Why is that? Well, I've read that once a person becomes literate, he/she can never again go back to thinking about language
without subconsciously associating it with its written form. This, I think, applies even more to Japanese, since in many cases
words get their meaning from the kanji characters they're made up of, rather than etymologically through morphological
compounds. Why is that? It's because Japanese has borrowed around 50% of its vocabulary from Chinese - so the words
might have made sense as sounds in Chinese at the time, but they sure don't in modern Japanese.

That's why I really recommend that you focus a lot on becoming literate in Japanese early on in your learning.

The best books for learning kanji


Not being able to read is called illiteracy -- and it's not for you!
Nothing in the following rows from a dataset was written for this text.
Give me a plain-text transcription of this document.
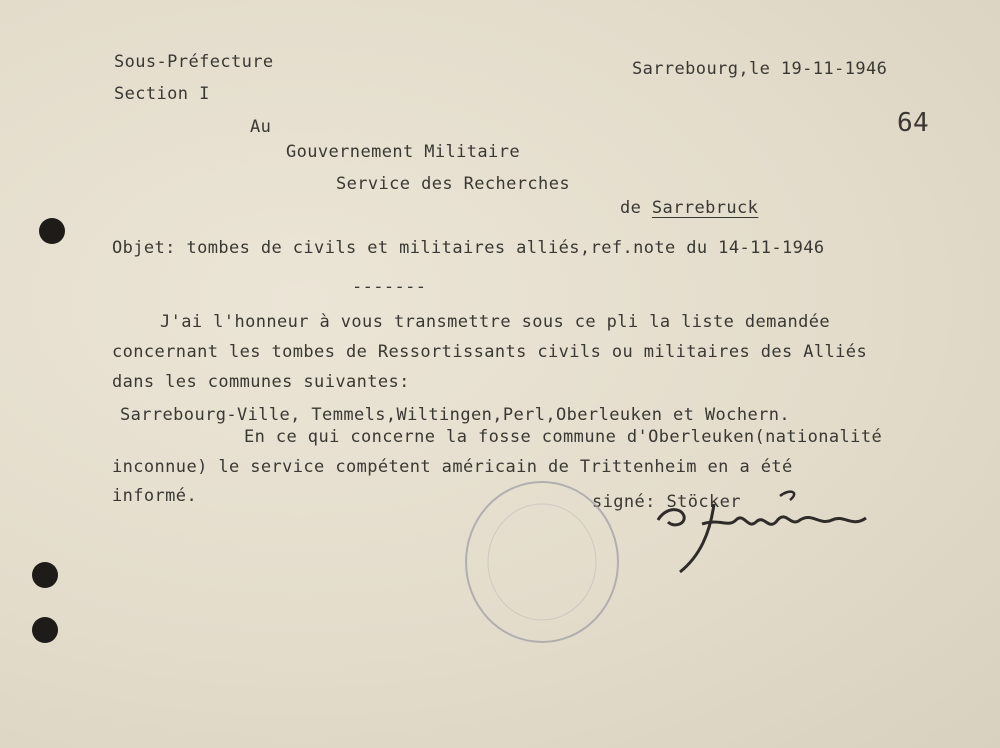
Sous-Préfecture
Section I
Sarrebourg,le 19-11-1946
64
Au
Gouvernement Militaire
Service des Recherches
de Sarrebruck
Objet: tombes de civils et militaires alliés,ref.note du 14-11-1946
-------
J'ai l'honneur à vous transmettre sous ce pli la liste demandée
concernant les tombes de Ressortissants civils ou militaires des Alliés
dans les communes suivantes:
Sarrebourg-Ville, Temmels,Wiltingen,Perl,Oberleuken et Wochern.
En ce qui concerne la fosse commune d'Oberleuken(nationalité
inconnue) le service compétent américain de Trittenheim en a été
informé.	signé: Stöcker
A Guide to Remembering Japanese Characters (Tuttle language library)

by: Kenneth G. Henshall

This book is nothing less than an etymological kanji dictionary of all the 2000+ joyo (everyday use)
kanji! For each kanji character, it presents its history in brief, references it to associated characters,
tells its story of how it has evolved into its current form, and also its readings (both kun and on
readings) and three example words/compound words written using the character. Of all the Japanese
learning-related books I own, this one is by far the one I've gotten the most out of. I heartily
recommend this one!

Amazon Price: $19.77 (as of 10/16/2009)


Remembering the Kanji, Vol. 1: A Complete Course on How Not to Forget the Meaning and
Writing of Japanese Characters

by: James W. Heisig

This book is really popular among Japanese learners. Its philosophy is that you study the meanings of
the kanji characters first, before you associate them with sounds and vocabulary. Heisig advocates
using a memorization technique that associates stories with each character. Some people claim this
works wonders, and although to me the above book by Henshall is much better, I am willing to
concede that this book might work better for some people - so please have a look at both and consider
which method you think will work for you - or do both! (I did!)

Amazon Price: $23.83 (as of 10/16/2009)

Japanese Kanji Flashcards, Vol. 1 (Third Edition)

by: Max Hodges, Tomoko Okazaki

I used this series of flash cards in the beginning to learn a lot of basic kanji fast. I think flash cards are
great for memorizing kanji -- it's just too bad they're so tedious to make, right? Well, this is the
solution -- they're already made for you! These cards include meanings, readings (both on and kun), as
well as sample vocabulary written using the character for each kanji.